Here is Sean O'Connor's very brief overview.  The detail is a lot more complicated. The Planning Code runs to more than 3,500 pages!

If you want to make significant alterations to your French property, for example to put on a new extension, you will need, in your Purchase Contract a Suspensive Condition as to Outline Planning Permission for what you want to do. This in French is called a Certificat d'Urbanisme Positif or CU for short. Normally the Notaire or the Estate Agent will lodge the Application for you. The CU is valid for 18 months and thereafter renewable for one year at a time provided that the Planning Rules have not meanwhile changed. Quite often they do change. Applications for renewal must be lodged at least two months before the expiry of the validity period. A Building Permission is valid for two years, renewable for a third year, but not more. You will need an Architect if the floor surface area including the footprint exceeds 70m².

You probably, but here you need to be advised on a case by case basis, do not need a Suspensive Condition in your Contract for minor changes to the premises. In most instances, a prior declaration at the Town Hall [Mairie] will be required. The Mairie will then have one month within which to oppose the proposed works, but only on planning grounds, not arbitrarily. Certain very minor changes do not require any declaration at all. 
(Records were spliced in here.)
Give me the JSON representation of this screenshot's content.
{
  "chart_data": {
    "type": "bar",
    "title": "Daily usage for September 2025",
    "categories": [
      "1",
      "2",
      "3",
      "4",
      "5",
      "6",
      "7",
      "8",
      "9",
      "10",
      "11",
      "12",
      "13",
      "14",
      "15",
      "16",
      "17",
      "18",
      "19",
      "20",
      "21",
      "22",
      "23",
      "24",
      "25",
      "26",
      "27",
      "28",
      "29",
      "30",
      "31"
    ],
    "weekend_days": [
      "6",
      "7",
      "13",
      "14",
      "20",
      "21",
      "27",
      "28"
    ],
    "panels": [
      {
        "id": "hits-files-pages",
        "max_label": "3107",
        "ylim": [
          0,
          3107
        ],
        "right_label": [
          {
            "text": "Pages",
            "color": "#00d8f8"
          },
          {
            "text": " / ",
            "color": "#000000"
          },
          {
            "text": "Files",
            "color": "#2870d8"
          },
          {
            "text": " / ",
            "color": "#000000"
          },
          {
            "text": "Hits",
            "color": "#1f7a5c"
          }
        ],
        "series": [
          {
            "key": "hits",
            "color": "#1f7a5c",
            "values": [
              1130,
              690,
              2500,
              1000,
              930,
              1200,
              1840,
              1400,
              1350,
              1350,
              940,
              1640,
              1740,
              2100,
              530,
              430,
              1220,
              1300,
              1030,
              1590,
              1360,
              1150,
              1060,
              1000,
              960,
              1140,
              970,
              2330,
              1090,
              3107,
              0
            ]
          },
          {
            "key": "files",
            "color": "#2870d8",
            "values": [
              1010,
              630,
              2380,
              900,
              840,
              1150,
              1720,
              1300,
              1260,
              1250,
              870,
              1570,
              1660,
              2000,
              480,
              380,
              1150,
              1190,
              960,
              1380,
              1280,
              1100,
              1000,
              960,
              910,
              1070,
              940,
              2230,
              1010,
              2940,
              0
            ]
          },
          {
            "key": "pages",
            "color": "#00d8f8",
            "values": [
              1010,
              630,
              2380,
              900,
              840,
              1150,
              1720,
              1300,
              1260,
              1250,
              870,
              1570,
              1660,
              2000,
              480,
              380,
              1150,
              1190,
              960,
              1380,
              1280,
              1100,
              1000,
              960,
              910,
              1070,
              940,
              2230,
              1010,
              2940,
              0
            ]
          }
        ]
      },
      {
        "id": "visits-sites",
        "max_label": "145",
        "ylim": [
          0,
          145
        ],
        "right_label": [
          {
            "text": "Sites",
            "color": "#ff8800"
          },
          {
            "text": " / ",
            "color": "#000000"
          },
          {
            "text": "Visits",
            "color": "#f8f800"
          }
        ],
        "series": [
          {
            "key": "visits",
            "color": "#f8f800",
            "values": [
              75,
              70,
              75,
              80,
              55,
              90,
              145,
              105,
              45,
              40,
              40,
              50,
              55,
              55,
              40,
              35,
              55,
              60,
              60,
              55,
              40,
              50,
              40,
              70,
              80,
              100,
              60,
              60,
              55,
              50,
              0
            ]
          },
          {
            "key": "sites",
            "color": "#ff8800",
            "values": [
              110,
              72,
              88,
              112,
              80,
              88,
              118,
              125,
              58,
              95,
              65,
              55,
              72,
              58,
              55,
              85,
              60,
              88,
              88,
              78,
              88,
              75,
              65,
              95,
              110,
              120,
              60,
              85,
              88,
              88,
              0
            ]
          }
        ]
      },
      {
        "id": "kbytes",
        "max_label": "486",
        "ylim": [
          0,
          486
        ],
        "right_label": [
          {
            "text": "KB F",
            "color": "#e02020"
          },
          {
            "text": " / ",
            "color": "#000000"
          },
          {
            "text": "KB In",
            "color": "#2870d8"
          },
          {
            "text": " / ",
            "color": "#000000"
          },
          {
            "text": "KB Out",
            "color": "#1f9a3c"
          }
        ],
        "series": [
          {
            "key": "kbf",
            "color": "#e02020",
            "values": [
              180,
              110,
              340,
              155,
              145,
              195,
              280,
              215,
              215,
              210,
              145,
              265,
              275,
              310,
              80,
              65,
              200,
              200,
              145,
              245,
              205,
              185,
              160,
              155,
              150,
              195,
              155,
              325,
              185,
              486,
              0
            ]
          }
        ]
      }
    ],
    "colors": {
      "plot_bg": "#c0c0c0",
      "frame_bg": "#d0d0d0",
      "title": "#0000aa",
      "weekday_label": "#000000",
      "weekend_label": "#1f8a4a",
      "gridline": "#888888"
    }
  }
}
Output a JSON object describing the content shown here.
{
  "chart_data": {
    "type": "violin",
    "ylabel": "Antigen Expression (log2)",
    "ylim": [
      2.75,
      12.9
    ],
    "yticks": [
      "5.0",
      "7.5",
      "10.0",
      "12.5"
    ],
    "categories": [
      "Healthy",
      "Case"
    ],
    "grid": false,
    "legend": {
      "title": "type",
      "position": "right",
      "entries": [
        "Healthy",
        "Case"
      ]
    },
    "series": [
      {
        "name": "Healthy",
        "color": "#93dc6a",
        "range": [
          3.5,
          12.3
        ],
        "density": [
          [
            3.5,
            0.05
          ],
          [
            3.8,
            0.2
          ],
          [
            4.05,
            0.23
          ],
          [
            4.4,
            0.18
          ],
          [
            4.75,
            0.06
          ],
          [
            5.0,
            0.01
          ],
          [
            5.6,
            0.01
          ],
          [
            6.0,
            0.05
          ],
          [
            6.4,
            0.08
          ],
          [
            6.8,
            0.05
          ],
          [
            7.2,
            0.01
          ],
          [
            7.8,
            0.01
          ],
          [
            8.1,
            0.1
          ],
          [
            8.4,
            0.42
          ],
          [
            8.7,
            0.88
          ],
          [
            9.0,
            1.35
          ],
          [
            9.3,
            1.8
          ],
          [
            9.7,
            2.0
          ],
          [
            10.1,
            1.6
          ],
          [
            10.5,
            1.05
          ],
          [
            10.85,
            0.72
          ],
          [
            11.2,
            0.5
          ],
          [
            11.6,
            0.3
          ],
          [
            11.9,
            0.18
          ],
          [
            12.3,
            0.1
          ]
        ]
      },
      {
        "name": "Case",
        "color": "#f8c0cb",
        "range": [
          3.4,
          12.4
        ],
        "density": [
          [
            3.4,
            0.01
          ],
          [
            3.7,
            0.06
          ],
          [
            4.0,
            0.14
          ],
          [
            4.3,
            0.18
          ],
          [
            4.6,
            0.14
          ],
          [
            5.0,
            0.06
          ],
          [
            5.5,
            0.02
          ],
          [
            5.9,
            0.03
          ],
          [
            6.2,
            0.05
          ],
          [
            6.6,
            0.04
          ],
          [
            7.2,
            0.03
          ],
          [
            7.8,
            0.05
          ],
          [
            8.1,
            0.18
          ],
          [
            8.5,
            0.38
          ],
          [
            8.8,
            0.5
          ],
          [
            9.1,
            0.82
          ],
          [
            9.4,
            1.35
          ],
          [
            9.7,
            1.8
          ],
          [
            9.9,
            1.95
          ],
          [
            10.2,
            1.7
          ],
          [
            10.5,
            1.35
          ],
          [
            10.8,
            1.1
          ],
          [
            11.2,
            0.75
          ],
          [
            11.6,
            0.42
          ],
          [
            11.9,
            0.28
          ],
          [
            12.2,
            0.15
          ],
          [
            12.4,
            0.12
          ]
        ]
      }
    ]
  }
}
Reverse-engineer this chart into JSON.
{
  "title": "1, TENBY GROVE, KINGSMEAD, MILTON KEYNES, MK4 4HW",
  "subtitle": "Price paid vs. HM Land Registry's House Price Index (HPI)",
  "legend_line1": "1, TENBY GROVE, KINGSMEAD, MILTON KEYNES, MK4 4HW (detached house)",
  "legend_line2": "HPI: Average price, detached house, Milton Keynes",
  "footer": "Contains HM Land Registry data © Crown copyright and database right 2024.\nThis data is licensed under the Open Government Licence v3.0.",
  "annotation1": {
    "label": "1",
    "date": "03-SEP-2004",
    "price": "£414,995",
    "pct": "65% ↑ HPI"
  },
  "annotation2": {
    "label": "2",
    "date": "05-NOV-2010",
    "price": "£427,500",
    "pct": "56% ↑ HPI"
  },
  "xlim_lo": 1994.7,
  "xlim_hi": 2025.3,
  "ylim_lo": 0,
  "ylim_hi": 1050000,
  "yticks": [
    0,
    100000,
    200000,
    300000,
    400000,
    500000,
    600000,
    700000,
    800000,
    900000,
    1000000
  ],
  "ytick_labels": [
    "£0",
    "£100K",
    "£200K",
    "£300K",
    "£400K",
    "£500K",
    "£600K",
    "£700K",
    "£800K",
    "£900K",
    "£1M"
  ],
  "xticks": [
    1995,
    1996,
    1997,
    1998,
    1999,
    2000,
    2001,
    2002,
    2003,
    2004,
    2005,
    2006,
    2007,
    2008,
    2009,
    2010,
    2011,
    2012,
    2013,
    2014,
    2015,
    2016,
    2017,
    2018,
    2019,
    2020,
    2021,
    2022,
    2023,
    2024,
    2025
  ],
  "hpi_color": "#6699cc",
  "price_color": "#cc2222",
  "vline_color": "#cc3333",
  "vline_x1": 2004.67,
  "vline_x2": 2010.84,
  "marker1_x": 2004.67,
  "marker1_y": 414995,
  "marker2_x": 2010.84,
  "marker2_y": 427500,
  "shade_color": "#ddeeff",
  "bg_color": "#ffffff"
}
A Commune may or may not have a Land Development Plan. If it does not, a number of rather loose and easy general planning rules apply. There are two sorts of Land Development Plan in France. These are : a Plan d'Occupation des Sols or POS for short or a Plan Local d'Urbanisme or PLU for short. The POS are being phased out in favour of the PLU. The PLU is more detailed. You can usually form a fairly reliable expectation as to whether what you want to do will be permitted or not by ascertaining what zone on the POS or PLU your property is located in.